Some institutions will request  statements about your philosophy of teaching and about your future research plans.  In any  event, even if not asked, you may include in your dossier a statement of ongoing research interests, a statement of your teaching philosophy, and copies of course evaluations (if you have them and especially if they are favorable).

The placement officer will go over your cv with you upon request.

With regard to teaching, it would be advantageous to have at least one of your letter writers address your teaching at length.  It would be particularly useful if that person has observed your teaching and is prepared to comment (favorably) on it.

Some schools will request a writing sample, so be sure to have one available.  As mentioned above, choose this sample in consultation with your thesis adviser.  Be sure to send a cover letter with your applications, expressing your interest in the job.  Use this letter as an opportunity to state very briefly why you think you are suited for the job.  In some cases, you may wish to modify your cover letter and cv in order to suit the special requirements stated by some of the schools in which you are interested.  Since some schools emphasize teaching and others research, it is useful to have a cover letter tailored for each type.  The placement director will look at your cover letter at your request.

Positions are advertized in Jobs for Philosophers to which you can subscribe by joining the American Philosophical Associations.  Jobs for Philosophers has merged with PhilJobs.  The PhilJobs URL is htt://philjobs.org/

Job announcements are also posted on the bulletin board in the offices of the Graduate Philosophy Program.  Most job interviews are held at the Eastern Division Meetings of the American Philosophical Association.  This year this meeting will be held in Baltimore.  Prior to your actual interview, you should try to arrange to have a mock interview.
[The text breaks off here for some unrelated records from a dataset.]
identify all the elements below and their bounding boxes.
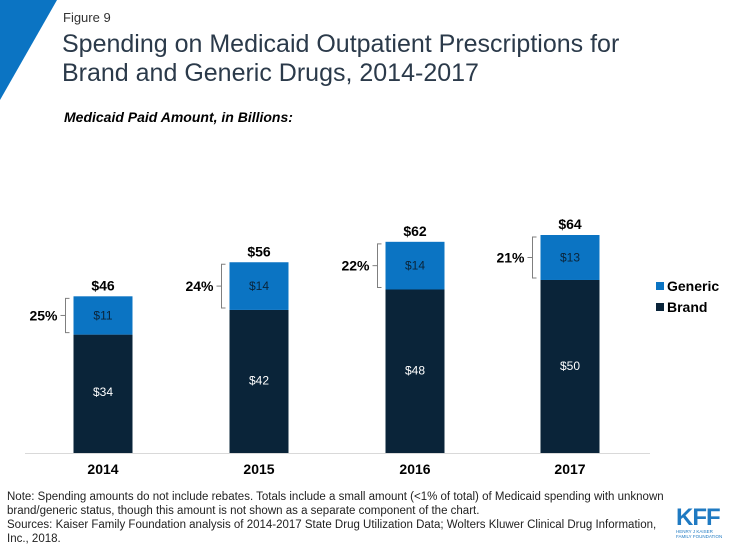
data-label-brand-2017: $50 xyxy=(560,359,580,373)
generic-share-label-2017: 21% xyxy=(496,249,525,265)
data-label-brand-2014: $34 xyxy=(93,385,113,399)
chart-subtitle: Medicaid Paid Amount, in Billions: xyxy=(64,109,293,125)
total-label-2016: $62 xyxy=(403,223,427,239)
bar-brand-2015 xyxy=(229,309,289,453)
x-tick-label-2015: 2015 xyxy=(243,461,274,477)
share-bracket-2016 xyxy=(377,243,382,288)
x-tick-label-2014: 2014 xyxy=(87,461,118,477)
chart-title: Spending on Medicaid Outpatient Prescrip… xyxy=(62,30,732,88)
figure-label: Figure 9 xyxy=(63,10,111,25)
bar-brand-2017 xyxy=(540,279,600,453)
x-tick-label-2017: 2017 xyxy=(554,461,585,477)
chart-title-line-2: Brand and Generic Drugs, 2014-2017 xyxy=(62,59,479,87)
note-text: Note: Spending amounts do not include re… xyxy=(7,491,664,517)
data-label-generic-2016: $14 xyxy=(405,259,425,273)
data-label-generic-2014: $11 xyxy=(93,308,112,322)
total-label-2015: $56 xyxy=(247,243,271,259)
generic-share-label-2015: 24% xyxy=(185,278,214,294)
share-bracket-2015 xyxy=(221,263,226,309)
data-label-brand-2015: $42 xyxy=(249,373,269,387)
total-label-2014: $46 xyxy=(91,277,115,293)
stacked-bar-chart: $34 $11 $46 25% 2014 $42 $14 $56 24% 2015 $48 $14 $6… xyxy=(25,216,719,477)
bar-generic-2015 xyxy=(229,262,289,310)
footnote: Note: Spending amounts do not include re… xyxy=(7,490,667,546)
x-tick-label-2016: 2016 xyxy=(399,461,430,477)
generic-share-label-2016: 22% xyxy=(341,258,370,274)
kff-logo: KFF HENRY J KAISER FAMILY FOUNDATION xyxy=(676,504,726,540)
data-label-brand-2016: $48 xyxy=(405,364,425,378)
legend-swatch-brand xyxy=(656,303,664,311)
corner-decoration xyxy=(0,0,57,100)
chart-title-line-1: Spending on Medicaid Outpatient Prescrip… xyxy=(62,30,620,58)
total-label-2017: $64 xyxy=(558,216,582,232)
bar-brand-2016 xyxy=(385,289,445,453)
legend-label-generic: Generic xyxy=(667,278,719,294)
logo-subtext-2: FAMILY FOUNDATION xyxy=(676,534,723,539)
share-bracket-2014 xyxy=(65,297,70,334)
bar-generic-2016 xyxy=(385,241,445,290)
share-bracket-2017 xyxy=(532,236,537,279)
logo-text: KFF xyxy=(676,504,721,531)
bar-generic-2017 xyxy=(540,235,600,280)
data-label-generic-2015: $14 xyxy=(249,279,269,293)
legend-label-brand: Brand xyxy=(667,299,707,315)
data-label-generic-2017: $13 xyxy=(560,250,580,264)
sources-text: Sources: Kaiser Family Foundation analys… xyxy=(7,519,657,545)
generic-share-label-2014: 25% xyxy=(29,307,58,323)
bar-generic-2014 xyxy=(73,296,133,335)
logo-subtext-1: HENRY J KAISER xyxy=(676,529,713,534)
bar-brand-2014 xyxy=(73,334,133,453)
legend-swatch-generic xyxy=(656,282,664,290)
We are in the process of trying to arrange three days in December that will be dedicated to mock interviews.  If those dates turn out to be impossible for you, ask your thesis adviser and at least two other faculty members to stage an interview for you.  Also, practice a short statement about yourself and your scholarly interests in case the interviewers start by asking you for one.
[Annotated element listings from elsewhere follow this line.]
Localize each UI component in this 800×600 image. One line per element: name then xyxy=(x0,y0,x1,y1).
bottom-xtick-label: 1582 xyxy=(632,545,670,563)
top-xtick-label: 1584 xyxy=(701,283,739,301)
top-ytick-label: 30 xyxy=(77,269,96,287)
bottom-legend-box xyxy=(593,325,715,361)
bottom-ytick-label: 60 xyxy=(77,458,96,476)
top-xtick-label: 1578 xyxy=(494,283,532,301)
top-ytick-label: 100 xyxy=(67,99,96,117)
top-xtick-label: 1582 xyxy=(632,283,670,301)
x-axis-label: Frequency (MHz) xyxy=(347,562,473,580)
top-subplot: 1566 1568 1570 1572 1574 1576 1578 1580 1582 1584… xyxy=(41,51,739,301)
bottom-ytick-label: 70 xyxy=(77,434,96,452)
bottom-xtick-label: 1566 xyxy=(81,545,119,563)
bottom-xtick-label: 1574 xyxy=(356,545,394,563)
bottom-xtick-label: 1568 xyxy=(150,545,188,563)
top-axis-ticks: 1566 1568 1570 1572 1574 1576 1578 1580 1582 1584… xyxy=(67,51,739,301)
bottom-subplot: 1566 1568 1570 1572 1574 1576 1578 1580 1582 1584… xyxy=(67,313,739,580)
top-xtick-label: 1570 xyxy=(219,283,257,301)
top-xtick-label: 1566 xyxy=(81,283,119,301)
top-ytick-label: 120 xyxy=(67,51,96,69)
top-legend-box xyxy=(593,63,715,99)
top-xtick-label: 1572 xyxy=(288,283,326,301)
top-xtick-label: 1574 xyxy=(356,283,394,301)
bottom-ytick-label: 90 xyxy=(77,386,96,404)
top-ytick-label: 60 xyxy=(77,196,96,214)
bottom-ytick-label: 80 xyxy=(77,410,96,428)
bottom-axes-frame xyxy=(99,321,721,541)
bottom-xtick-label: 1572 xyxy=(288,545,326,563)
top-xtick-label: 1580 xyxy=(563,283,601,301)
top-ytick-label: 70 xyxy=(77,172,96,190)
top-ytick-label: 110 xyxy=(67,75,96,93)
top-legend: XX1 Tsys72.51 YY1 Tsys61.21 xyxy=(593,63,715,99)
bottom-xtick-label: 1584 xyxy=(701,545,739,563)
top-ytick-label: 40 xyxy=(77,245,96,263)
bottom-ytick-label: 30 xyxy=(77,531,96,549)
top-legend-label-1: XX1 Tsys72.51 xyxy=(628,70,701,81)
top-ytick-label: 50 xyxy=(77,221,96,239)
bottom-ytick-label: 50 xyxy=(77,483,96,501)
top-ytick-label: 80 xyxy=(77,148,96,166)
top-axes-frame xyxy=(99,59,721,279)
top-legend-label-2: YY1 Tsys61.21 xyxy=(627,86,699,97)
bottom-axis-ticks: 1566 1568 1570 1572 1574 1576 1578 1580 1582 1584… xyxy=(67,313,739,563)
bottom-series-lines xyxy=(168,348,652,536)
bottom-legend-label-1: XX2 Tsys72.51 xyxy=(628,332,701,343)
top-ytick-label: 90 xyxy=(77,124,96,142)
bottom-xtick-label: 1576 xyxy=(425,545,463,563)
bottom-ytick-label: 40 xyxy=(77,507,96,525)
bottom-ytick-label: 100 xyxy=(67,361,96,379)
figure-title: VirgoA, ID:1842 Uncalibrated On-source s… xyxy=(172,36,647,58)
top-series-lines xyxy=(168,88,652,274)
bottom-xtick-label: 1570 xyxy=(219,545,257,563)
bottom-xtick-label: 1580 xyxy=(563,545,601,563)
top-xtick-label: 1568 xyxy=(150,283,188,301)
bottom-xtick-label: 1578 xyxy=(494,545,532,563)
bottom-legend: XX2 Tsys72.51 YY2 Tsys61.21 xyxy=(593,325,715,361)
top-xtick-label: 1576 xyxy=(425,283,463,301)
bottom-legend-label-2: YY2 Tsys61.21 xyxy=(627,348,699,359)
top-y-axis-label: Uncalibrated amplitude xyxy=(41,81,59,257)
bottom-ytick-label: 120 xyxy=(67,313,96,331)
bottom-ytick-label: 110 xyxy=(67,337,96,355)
When going to an interview, it is useful for you to bring copies of syllabi for courses you’ve taught as well as for courses that you would like to teach.  Be sure to have enough copies for everyone in the room.  These syllabi will help focus the conversation

If your interview is successful and you are invited for a campus visit, you will be expected to give a class and/or a talk.  So, have a talk and a class ready.  If possible, try giving the talk and/or class to people in the here at the graduate program.  Often people choose a chapter (or a part thereof) of their dissertation as their talk.  Choose your campus talk in consultation with your thesis advisor.  It should be about 45 minutes to an hour long.

There will be a information meeting with the placement director in September 18 from 2-4 in the thesis room.  This meeting will give you the opportunity to ask everything you ever wanted to know about job hunting.  If you are unable to come to the meeting, you can make an appointment with the placement director.  His office hours are 3-4 on Wednesdays.  If that is not a good time for you, we can arrange a phone appointment.

The placement director will be available at the convention should you need to consult with him.  The program will also have a table at the reception.